Call for Projects
Lamfalussy Research Fellowship
The European Central Bank (ECB) is seeking applications from promising young researchers for five Lamfalussy Fellowships in 2013. The Lamfalussy Fellows programme was launched in 2003 in the context of the ECB-CFS Research Network on "Capital Markets and Financial Integration in Europe". It aims to promote high-quality research on the structure, integration and performance of the European financial system. The programme is named after Baron Alexandre Lamfalussy, the first President of the European Monetary Institute. Each fellowship is endowed with an honorarium of Euro 10,000. The selection committee will include leading academic scholars such as Professor Geert Bekaert (Columbia Business School) and Professor Xavier Freixas (Universitat Pompeu Fabra), as well as senior central bank researchers.
RESEARCH PROJECTS: The successful candidates will be required to write a research paper during 2013 in one of the following research areas:
1) Design, financial market interactions (e.g. relating to fragmentation, asset valuations or market sentiment), macroeconomic impact (e.g. on growth and inflation) and trade-offs of non-standard central bank interventions in financial markets;
2) Incorporating financial instability (defaults of financial intermediaries, breakdowns of financial markets, widespread illiquidity, nonlinearities etc.) in models of the aggregate economy (projects using non-standard approaches, such as agent-based modelling or methodologies from the natural or other sciences, are also welcome);
3) New approaches to micro and macro-prudential supervision and regulation, i.e. assessing the effectiveness of prudential policies as well as their interaction with other public policies (e.g. monetary, fiscal, social), including aspects of the planned European banking union;
4) The role of fiscal rules and fiscal governance for financial market confidence, stability and efficiency, in particular in a monetary union, and the phenomenon of sovereign contagion and adequate policy responses.
Proposals on other important issues on the structure, integration and performance of the European financial system will also be considered. Lamfalussy Fellows are expected to present their papers at relevant ECB workshops and conferences and ultimately to publish them in leading refereed journals. Information about previous and current Fellows can be obtained from the following website: http://www.eu-financial-system.org/index.php?id=12
QUALIFICATIONS: Applicants should be no more than 36 years old by the deadline for submission. Researchers at assistant professor level and very advanced PhD students are particularly encouraged to apply.

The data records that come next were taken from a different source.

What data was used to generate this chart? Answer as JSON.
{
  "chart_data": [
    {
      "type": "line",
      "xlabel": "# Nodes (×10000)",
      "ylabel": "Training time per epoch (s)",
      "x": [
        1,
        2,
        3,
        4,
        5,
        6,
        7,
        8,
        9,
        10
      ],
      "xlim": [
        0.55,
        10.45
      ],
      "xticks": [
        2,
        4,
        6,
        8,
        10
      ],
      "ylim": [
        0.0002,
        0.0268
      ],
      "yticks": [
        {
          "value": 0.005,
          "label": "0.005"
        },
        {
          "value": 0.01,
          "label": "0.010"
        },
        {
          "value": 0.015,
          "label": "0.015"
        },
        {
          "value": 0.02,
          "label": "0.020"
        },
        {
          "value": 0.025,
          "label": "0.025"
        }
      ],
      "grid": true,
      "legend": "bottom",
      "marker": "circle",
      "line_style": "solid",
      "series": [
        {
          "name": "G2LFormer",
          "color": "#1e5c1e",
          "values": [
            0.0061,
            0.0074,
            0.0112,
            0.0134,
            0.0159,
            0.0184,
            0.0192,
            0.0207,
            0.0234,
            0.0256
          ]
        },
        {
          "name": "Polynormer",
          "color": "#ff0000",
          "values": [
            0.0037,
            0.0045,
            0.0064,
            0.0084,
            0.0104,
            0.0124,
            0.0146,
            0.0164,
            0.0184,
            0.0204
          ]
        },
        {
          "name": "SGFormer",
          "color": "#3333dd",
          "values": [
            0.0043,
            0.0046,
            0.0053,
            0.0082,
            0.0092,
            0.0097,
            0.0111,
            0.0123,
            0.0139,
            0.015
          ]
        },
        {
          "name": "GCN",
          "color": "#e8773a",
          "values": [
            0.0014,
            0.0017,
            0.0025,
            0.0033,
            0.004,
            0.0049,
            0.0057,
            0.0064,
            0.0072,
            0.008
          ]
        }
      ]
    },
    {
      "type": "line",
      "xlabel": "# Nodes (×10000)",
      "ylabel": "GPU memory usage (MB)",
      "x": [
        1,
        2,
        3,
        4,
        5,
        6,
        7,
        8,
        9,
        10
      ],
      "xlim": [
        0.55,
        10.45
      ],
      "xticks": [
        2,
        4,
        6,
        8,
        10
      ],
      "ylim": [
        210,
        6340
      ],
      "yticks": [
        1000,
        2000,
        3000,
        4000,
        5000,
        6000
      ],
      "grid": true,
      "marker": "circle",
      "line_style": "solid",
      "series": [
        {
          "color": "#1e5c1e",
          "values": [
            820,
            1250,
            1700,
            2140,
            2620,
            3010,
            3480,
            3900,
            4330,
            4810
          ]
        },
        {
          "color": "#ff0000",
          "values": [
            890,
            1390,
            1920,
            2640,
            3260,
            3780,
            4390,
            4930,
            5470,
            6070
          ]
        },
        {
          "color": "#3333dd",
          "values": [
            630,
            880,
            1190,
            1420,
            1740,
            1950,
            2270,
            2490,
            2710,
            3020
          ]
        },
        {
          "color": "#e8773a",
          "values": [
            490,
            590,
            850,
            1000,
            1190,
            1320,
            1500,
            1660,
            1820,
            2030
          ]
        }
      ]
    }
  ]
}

None of the authors involved in the paper can be in an employment relationship with the European Central Bank.
APPLICATION PROCEDURE: Applications should be submitted in English and include a cover letter, curriculum vitae, two letters of recommendation and a two-page research proposal falling under one of the topics mentioned above. They should also contain a statement concerning the candidate's current sources of funding. Applications should be sent by e-mail to: lamfalussy.fellowships.2013@ecb.europa.eu no later than 31 January 2013. The Selection Committee aims to award the five fellowships by April 2013.
ABOUT BARON LAMFALUSSY: Alexandre Lamfalussy is one of the leading central bankers of his time and is one of the main supporters of a single capital market within the European Union. He was a member of the Delors Committee for the Study of European Economic and Monetary Union, the General Manager of the Bank for International Settlements and the first President of the European Monetary Institute (in charge of preparing the third stage of EMU). He was also an Executive Director of Banque Bruxelles Lambert, Chairman of EuroMTS, and he chaired the "Committee of Wise Men on the Regulation of European Securities Markets", whose reform proposals were adopted by the EU Council in Stockholm in March 2001.
Baron Lamfalussy was born in Hungary in 1929 and studied at the Catholic University of Louvain in Belgium. He obtained a doctorate (D.Phil.) in economics from Oxford University (Nuffield College) and taught at the University of Louvain and Yale University. He is the author of numerous research articles and books on economic policy.